В комнатах, отведенных принцессе, Марии был представлен ее штат. Камер-фрау принцессы была назначена К. И. Рааль (бывшая начальница института глухонемых), камер-юнгферой – А. М. Лермонтова, камер-медхен – М. Г. Парамонова и С. И. Утемарк (в замужестве Яковлева) [547] . Позднее в Придворном календаре на 1853 год камер-юнгферами Марии Александровны значатся София Ивановна Утемарк и Каролина Егоровна Шнейдер, а в звании камер-медхен – Луиза Карловна Беггер.

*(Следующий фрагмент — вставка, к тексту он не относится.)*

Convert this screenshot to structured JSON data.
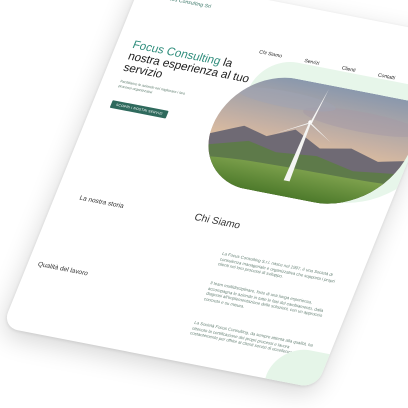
{
  "brand": {
    "name": "Focus Consulting Srl",
    "accent_color": "#2f8d7c",
    "button_color": "#2f6a5d",
    "light_green": "#e7f6ea"
  },
  "nav": {
    "items": [
      "Chi Siamo",
      "Servizi",
      "Clienti",
      "Contatti"
    ]
  },
  "hero": {
    "brand_word": "Focus Consulting",
    "title_rest": " la nostra esperienza al tuo servizio",
    "subtitle": "Facilitiamo le aziende nel migliorare i loro processi organizzativi",
    "cta_label": "SCOPRI I NOSTRI SERVIZI",
    "image_description_icon": "wind-turbine-landscape"
  },
  "about": {
    "section_title": "Chi Siamo",
    "label_story": "La nostra storia",
    "label_quality": "Qualità del lavoro",
    "paragraphs": [
      "La Focus Consulting S.r.l. nasce nel 1997, è una Società di consulenza manageriale e organizzativa che supporta i propri clienti nei loro processi di sviluppo.",
      "Il team multidisciplinare, forte di una lunga esperienza, accompagna le aziende in tutte le fasi del cambiamento, dalla diagnosi all'implementazione delle soluzioni, con un approccio concreto e su misura.",
      "La Società Focus Consulting, da sempre attenta alla qualità, ha ottenuto la certificazione dei propri processi e lavora costantemente per offrire ai clienti servizi di eccellenza."
    ]
  }
}
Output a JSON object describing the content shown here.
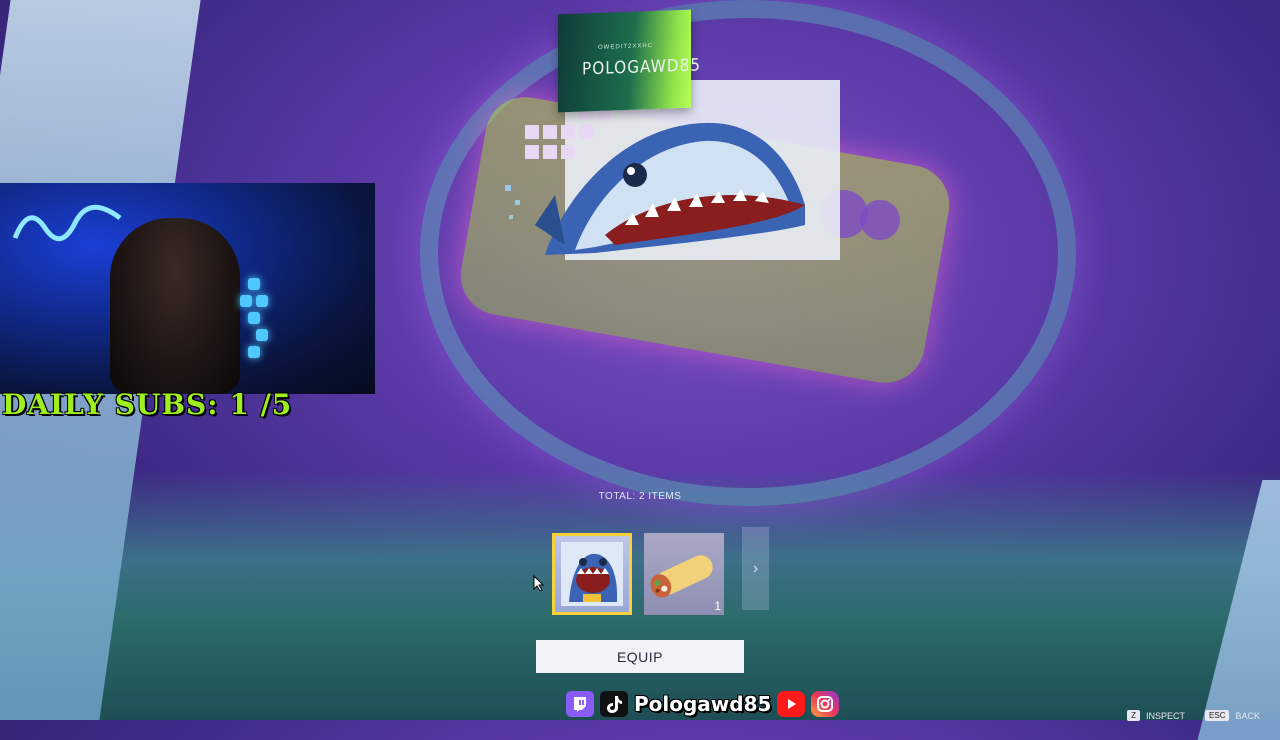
{
  "nameplate": {
    "small_text": "OWEDIT2XXHC",
    "player_name": "POLOGAWD85"
  },
  "overlay": {
    "daily_subs": "DAILY SUBS: 1 /5",
    "social_handle": "Pologawd85"
  },
  "reward": {
    "total_label": "TOTAL: 2 ITEMS",
    "items": [
      {
        "name": "shark-spray-item",
        "selected": true,
        "count": ""
      },
      {
        "name": "burrito-item",
        "selected": false,
        "count": "1"
      }
    ],
    "equip_label": "EQUIP"
  },
  "hints": {
    "inspect_key": "Z",
    "inspect_label": "INSPECT",
    "back_key": "ESC",
    "back_label": "BACK"
  },
  "icons": [
    "twitch-icon",
    "tiktok-icon",
    "youtube-icon",
    "instagram-icon",
    "chevron-right-icon",
    "mouse-cursor-icon"
  ],
  "colors": {
    "accent_selected": "#f6d23a",
    "daily_subs_text": "#9df01e",
    "background_purple": "#5b3aa8"
  }
}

Присутствовавшая на церемонии представления принцессы Мари камер-медхен (позднее – камер-юнгфера) С. И. Утемарк писала: «После приема принцесса вернулась в свои покои, где мне пришлось снимать с ее головы и шеи драгоценнейшие бриллиантовые уборы, какие я видела первый раз в жизни. На принцессе был голубого цвета шлейф, весь вышитый серебром, и белый шелковый сарафан, перед которого тоже был вышит серебром, а вместо пуговиц нашиты были бриллианты с рубинами; повязка темномалинового бархата, обшитая бриллиантами; с головы спадала вышитая серебром вуаль» [548] .
Можно представить, какое потрясение должна была испытать немецкая «золушка», оказавшаяся невестой наследника российского престола. Пройдет много лет, но она не забудет этих волнений. Фрейлина А. Ф. Тютчева вспоминала: «Она мне рассказывала, что скромная и в высшей степени сдержанная, она вначале испытывала только ужас перед той блестящей судьбой, которая столь неожиданно открывалась перед ней. Выросшая в уединении и даже в некотором небрежении в маленьком замке Югендгейм, где ей даже редко приходилось видеть отца, она была более испугана, чем ослеплена, когда внезапно была перенесена ко двору, самому пышному, самому блестящему и самому светскому из всех европейских дворов, и в семью, все члены которой старались наперерыв друг перед другом оказать самый горячий прием молодой иностранке… Она мне говорила, что много раз после долгих усилий преодолеть застенчивость и смущение она ночью в уединении своей спальни предавалась слезам и долго сдерживаемым рыданьям. Затем, чтобы устранить следы своих слез, она открывала форточку и выставляла свои покрасневшие глаза на холодный воздух зимней ночи. Вследствие такой неосторожности у нее на лице появилась сыпь, от которой чуть не навсегда пострадала изумительная белизна ее лица. Эта болезнь, затянувшаяся довольно долго, заставила ее безвыходно просидеть в своей комнате в течение нескольких недель и дала ей возможность постепенно освоиться с членами своей новой семьи и особенно привязаться к своему царственному жениху…» [549]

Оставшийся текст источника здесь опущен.